In its reply brief, PrimeSource made clear that it is not challenging the legal basis of Commerce's ability to apply the expected method. Instead, "the relevant legal question here is ... whether Commerce's selected methodology to calculate the non-selected respondents' rate was reasonable as applied," the plaintiff argued. PrimeSource said Commerce didn't explain how the reliance on AFA was "reasonably reflective" of the non-selected respondents' dumping margins.

Addressing the U.S.'s reliance on the Albermarle decision, PrimeSource said that this decision does not require strict adherence to the expected method in every instance, and in fact, the U.S. Court of Appeals for the Federal Circuit affirmed that Commerce can dump the expected method when it wouldn't reasonably reflect the potential dumping margins. "Albemarle, therefore, retains the underlying holding ... that the expected method is inappropriate when it results in a rate that is not a reasonable reflection of the non-selected respondents’ potential dumping margins," the brief said.

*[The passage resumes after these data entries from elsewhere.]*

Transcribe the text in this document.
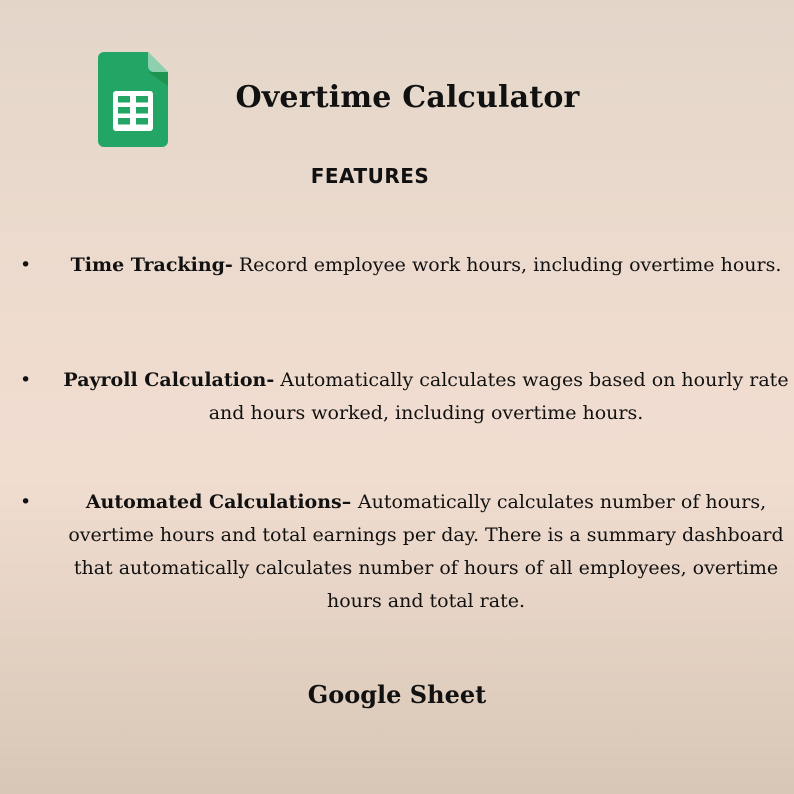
Overtime Calculator
FEATURES
•	Time Tracking- Record employee work hours, including overtime hours.
• Payroll Calculation- Automatically calculates wages based on hourly rate and hours worked, including overtime hours.
•	Automated Calculations– Automatically calculates number of hours, overtime hours and total earnings per day. There is a summary dashboard that automatically calculates number of hours of all employees, overtime hours and total rate.
Google Sheet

PrimeSource attacked Commerce's position that the use of the expected method was supported since the AFA rate given to the mandatory respondents was reflective of the dumping margins. This contention rests on two assumptions, PrimeSource said. One, that the mandatory respondents accounted for the largest volume of exports and thus, were representative of the non-picked companies, and two, that the AFA application in previous reviews is indicative of a trend of non-cooperation by all respondents. "Both assumptions are fundamentally flawed," the brief said.

"Firstly, it is true that the mandatory respondents are generally presumed to be representative of all exporters," the brief said. "That presumption, however, cannot stand, nor can it represent substantial evidence to support Commerce’s chosen calculation methodology, where the dumping margins for the mandatory respondents are assigned using AFA. Secondly, record evidence does not establish a trend of noncooperation by all exporters, but instead shows that the cooperating non-selected respondents’ dumping margins are different from the uncooperative mandatory respondents’ dumping margins."